Tendencias de consumo cultural

Tendencias de consumo cultural
Ara.cat, 14 Ago 2011 Xavier Marcé reflexiona sobre la necesidad de la planificación estratégica en el sector de la cultura y propone la creación del Observatorio de la Cultura.

Poco a poco la crisis económica se convierte en paradigma de la normalidad. En poco más de dos años nos hemos acostumbrado a utilizar de manera cotidiana conceptos que, a lo largo de un decenio entero, tenían una clara connotación coyuntural: reducciones salariales, control de gastos, ajustes financieros, morosidad, etc. Quizás saldremos más fuertes de la crisis, o quizás no saldremos y nos quedaremos como si fuera una manera de vivir.

Lo que es cierto es que dinero hay y que la capacidad de ahorro global del sistema no ha bajado. Cosas psicológicas y ritmos propios de la constricción del consumo. El mundo del espectáculo, por ejemplo, ha incrementado las ventas de entradas: hay más gente que va al teatro o a conciertos. Seguramente entrando al detalle observaríamos cambios en el modelo de consumo y una tendencia creciente a asistir a propuestas más comerciales, más ligeras, menos complicadas. Esto también lo tienen las crisis globales, una voluntad general de buscar momentos de olvido, pequeños paraísos que nos liberen de los problemas cotidianos. Se trata de un conflicto de adaptación que afecta a algunos sectores con poco valor de sustitución. La gente quiere ir a ver algunos espectáculos e importan poco el precio o la renta disponible, del mismo modo que cuando la gente no quiere ir a verlos, ambas variables se comportan de manera inversa.

Las tendencias de consumo se marcan de manera irreflexiva. A veces de la mano de modas generales o de impulsos estéticos, a veces son un reflejo de la situación socioeconómica, pero una vez fijadas cuesta mucho cambiarlas.

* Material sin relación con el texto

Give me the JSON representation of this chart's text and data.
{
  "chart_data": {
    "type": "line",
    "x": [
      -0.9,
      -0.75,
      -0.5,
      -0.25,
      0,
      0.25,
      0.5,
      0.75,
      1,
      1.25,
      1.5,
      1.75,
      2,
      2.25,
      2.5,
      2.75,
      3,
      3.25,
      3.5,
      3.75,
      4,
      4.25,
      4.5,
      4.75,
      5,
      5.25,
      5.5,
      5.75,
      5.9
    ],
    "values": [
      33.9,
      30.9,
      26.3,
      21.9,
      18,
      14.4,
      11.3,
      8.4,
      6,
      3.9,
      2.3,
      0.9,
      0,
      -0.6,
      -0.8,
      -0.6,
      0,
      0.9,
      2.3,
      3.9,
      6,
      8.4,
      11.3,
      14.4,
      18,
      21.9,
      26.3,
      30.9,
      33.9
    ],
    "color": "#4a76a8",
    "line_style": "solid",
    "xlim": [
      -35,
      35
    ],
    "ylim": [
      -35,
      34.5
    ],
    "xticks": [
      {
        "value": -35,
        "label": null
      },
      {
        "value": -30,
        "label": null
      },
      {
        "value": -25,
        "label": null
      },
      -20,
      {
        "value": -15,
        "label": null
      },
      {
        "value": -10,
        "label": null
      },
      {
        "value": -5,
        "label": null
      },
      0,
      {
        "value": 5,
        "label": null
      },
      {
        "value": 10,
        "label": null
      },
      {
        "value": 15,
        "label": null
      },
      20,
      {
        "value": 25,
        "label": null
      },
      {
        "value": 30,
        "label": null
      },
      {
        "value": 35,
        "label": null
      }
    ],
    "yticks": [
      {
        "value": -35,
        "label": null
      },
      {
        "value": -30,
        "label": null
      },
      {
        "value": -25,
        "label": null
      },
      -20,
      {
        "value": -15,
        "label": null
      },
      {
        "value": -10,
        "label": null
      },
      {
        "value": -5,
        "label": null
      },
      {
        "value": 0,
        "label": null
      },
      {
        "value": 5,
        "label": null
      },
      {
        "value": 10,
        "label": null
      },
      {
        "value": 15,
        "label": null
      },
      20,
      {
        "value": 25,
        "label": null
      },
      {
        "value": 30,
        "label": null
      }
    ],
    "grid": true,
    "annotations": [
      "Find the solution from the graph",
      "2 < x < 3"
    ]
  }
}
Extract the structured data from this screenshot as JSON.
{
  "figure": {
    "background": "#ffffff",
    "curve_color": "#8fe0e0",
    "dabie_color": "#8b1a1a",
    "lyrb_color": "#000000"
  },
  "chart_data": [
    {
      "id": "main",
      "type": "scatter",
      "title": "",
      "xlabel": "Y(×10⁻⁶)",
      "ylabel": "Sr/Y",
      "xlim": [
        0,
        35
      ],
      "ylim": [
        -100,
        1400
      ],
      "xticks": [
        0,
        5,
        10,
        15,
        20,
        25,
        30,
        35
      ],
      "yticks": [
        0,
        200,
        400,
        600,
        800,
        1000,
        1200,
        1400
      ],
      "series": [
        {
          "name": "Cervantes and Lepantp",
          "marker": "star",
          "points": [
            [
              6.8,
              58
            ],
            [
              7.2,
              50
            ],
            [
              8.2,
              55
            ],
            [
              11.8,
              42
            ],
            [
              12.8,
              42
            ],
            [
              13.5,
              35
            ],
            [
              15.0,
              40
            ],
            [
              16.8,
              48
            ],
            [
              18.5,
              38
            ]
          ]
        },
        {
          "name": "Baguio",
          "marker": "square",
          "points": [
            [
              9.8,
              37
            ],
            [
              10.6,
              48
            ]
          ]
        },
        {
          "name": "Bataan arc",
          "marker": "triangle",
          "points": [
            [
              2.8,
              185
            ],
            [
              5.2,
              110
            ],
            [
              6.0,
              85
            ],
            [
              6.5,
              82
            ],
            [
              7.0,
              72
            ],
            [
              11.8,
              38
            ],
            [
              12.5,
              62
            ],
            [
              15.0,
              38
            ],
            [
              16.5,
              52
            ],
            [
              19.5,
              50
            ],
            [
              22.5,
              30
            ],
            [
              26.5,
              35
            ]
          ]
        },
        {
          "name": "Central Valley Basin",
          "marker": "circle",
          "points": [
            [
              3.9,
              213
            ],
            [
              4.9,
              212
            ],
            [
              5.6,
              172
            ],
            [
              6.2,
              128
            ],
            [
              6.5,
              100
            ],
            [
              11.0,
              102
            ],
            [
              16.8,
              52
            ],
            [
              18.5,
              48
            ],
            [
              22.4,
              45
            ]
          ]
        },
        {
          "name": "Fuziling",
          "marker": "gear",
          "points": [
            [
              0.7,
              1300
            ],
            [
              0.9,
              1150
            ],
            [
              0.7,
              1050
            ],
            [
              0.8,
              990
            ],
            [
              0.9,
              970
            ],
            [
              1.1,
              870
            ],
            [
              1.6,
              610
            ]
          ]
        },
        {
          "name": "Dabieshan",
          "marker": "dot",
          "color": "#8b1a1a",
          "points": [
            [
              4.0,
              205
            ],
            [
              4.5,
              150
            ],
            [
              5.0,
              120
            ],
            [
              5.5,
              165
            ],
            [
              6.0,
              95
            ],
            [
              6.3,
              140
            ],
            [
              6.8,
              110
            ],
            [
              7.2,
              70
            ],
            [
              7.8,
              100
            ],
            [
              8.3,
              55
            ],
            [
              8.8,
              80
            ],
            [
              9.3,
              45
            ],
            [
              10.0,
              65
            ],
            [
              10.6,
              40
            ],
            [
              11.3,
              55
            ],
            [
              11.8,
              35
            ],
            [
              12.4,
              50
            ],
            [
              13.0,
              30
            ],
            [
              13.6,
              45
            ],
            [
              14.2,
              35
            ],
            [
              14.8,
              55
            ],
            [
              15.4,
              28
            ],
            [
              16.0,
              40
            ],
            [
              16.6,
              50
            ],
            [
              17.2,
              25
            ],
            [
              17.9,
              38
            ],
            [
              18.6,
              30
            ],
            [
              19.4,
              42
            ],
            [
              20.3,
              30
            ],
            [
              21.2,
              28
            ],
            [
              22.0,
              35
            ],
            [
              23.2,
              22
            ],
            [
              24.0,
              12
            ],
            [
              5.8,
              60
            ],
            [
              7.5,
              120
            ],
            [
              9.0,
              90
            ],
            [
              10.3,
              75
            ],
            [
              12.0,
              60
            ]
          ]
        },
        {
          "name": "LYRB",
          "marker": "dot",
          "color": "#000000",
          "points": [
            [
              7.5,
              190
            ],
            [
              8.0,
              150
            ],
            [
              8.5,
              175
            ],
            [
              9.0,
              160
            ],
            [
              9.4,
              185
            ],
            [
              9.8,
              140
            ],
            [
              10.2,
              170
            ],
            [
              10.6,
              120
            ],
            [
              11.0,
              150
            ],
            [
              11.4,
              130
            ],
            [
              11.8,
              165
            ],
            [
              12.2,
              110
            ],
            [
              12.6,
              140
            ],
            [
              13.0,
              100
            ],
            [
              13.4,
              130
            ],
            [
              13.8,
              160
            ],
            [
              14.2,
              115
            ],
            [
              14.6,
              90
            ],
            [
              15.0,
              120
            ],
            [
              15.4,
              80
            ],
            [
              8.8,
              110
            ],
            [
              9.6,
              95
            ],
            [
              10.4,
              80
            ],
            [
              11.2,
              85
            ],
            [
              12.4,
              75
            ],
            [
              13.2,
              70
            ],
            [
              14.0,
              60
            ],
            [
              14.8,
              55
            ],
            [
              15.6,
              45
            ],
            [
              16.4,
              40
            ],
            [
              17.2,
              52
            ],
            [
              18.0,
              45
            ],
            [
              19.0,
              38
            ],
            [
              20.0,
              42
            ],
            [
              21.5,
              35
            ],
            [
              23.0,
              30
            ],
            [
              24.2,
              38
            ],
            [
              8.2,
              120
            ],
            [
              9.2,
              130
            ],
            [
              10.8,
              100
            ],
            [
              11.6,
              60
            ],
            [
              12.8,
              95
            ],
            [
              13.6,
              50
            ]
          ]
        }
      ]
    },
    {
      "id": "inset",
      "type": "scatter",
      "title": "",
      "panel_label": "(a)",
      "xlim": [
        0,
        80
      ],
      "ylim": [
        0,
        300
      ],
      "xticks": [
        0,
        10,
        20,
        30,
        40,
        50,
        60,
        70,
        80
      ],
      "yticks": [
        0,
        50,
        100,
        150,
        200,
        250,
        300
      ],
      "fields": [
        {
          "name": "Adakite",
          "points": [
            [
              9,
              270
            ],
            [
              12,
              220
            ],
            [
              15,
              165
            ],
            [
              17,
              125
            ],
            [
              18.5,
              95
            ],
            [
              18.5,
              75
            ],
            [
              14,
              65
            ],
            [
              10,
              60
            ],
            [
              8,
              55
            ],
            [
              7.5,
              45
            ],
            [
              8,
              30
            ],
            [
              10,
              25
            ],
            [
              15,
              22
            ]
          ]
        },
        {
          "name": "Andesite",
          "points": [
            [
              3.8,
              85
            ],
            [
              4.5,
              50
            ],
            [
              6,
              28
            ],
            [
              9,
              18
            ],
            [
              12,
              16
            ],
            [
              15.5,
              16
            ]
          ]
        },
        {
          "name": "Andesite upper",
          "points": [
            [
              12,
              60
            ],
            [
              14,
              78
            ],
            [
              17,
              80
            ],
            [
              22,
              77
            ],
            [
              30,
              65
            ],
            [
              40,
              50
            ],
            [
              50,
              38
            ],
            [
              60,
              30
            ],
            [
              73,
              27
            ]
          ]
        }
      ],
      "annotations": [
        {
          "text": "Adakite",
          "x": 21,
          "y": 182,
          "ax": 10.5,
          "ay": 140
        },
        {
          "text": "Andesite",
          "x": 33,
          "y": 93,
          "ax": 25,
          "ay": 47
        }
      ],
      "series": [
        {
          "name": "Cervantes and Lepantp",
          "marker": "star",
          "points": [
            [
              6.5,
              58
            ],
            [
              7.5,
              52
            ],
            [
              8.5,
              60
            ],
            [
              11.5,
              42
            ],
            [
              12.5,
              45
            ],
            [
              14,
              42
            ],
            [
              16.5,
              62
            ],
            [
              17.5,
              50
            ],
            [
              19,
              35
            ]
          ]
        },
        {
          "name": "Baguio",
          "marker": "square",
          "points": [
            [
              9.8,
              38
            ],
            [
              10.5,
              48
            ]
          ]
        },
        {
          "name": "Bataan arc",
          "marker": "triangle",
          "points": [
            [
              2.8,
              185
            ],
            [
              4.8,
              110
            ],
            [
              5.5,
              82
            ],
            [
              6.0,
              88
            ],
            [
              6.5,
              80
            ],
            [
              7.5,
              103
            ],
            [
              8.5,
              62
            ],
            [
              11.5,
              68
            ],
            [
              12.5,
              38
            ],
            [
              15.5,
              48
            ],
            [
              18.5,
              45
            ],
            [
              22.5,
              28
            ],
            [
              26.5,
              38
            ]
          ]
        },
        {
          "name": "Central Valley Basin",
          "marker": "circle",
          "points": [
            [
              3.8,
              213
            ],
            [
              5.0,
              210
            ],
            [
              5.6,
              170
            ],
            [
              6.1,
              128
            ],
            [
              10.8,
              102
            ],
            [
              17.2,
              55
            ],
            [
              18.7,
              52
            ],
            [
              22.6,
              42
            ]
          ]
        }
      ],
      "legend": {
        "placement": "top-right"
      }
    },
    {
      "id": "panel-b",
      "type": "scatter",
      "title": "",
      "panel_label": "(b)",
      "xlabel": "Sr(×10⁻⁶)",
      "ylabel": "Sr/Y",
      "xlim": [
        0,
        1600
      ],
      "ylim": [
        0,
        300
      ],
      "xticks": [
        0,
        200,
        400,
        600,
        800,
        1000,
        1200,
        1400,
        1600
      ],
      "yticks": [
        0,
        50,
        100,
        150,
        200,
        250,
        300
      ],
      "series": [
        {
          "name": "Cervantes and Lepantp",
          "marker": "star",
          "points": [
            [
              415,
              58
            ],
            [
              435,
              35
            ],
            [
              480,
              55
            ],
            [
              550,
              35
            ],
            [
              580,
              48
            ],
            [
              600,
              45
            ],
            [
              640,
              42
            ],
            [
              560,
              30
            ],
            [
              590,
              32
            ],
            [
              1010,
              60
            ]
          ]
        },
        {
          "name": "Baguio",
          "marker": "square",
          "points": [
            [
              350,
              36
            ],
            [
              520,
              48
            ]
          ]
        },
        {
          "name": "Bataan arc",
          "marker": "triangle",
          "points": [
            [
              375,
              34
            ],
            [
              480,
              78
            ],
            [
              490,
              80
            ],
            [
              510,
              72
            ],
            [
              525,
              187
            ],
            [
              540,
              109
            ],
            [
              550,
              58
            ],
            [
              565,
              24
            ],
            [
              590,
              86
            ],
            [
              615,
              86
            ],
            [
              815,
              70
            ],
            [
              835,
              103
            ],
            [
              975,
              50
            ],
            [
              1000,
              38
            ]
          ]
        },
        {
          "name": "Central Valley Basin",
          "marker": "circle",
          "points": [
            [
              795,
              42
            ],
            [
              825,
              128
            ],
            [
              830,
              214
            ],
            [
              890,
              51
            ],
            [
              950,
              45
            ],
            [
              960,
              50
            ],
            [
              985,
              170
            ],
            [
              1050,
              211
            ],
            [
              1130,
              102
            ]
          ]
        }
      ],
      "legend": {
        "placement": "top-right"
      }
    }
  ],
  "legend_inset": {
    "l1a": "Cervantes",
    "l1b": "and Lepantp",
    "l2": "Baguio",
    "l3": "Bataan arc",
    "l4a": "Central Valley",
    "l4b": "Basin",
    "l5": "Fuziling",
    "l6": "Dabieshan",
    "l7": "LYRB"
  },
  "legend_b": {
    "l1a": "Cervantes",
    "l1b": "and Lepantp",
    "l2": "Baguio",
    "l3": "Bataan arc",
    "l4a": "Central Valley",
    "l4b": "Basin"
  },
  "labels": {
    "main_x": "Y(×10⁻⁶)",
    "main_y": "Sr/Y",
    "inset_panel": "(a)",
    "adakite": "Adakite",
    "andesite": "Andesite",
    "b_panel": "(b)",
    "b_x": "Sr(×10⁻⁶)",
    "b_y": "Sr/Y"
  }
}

Todo ello podría relativizarse si el mapa de los contenidos culturales que nos afecta, y sobre el cual se establecen las pautas de consumo de los catalanes, se decidiera en Cataluña. Resulta, sin embargo, que somos un país muy activo en la producción cultural pero con una cuota de mercado minoritaria. Es decir, producimos mucho pero somos escasamente consumidos por los catalanes. La razón es sencilla: la gran autonomía conceptual de las productoras de contenidos culturales catalanas no está acompañada de similar fortaleza económica. Esto nos convierte en un país dependiente de las ayudas públicas, las cuales ponen su acento en la producción dejando de lado una cuestión más compleja y costosa como es la distribución.
Esta debilidad del sistema cultural catalán sólo se puede corregir con apuestas estructurales a largo plazo, y para hacerlas hay que disponer de mucha información. La distribución, como bien saben las empresas catalanas que lo han intentado en el cine, demanda grandes inversiones y pactos globales a la vez que una extrema habilidad para minimizar los errores, dado que una sola equivocación muy importante puede hundir un proyecto construido con años de paciencia y trabajo.

El esfuerzo empresarial y una habilidosa inyección de créditos públicos son imprescindibles para afrontar este problema. Pero, tan decisivo como esto es el hecho de disponer de una oficina de información y análisis de las industrias culturales.

En los últimos años hemos hablado repetidamente de lo que conviene a nuestro sistema cultural y siempre sale una cuestión trascendental que no tendría que ser nada difícil de asumir con rapidez y eficacia: el observatorio de la cultura.

Saber qué interesa a los catalanes, interpretar correctamente sus hábitos de consumo, analizar los datos de asistencia a todo tipo de actividades, conocer con detalle el marco real de sostenibilidad de las empresas catalanas nos ayudaría a tomar decisiones y orientaría el marco normativo de las políticas culturales de la administración pública.

No pocas veces las cifras frías o calientes, las estadísticas culturales o simplemente las evaluaciones de resultados se han convertido en una herramienta para justificar a posteriori decisiones tomadas al azar. Siempre es una mala política, a pesar de que en tiempo de bonanza sea aparentemente más aceptado. En momentos de sequía económica, y sobre todo en momentos de transformación cultural, la información veraz se convierte en un instrumento insustituible para la buena gobernanza.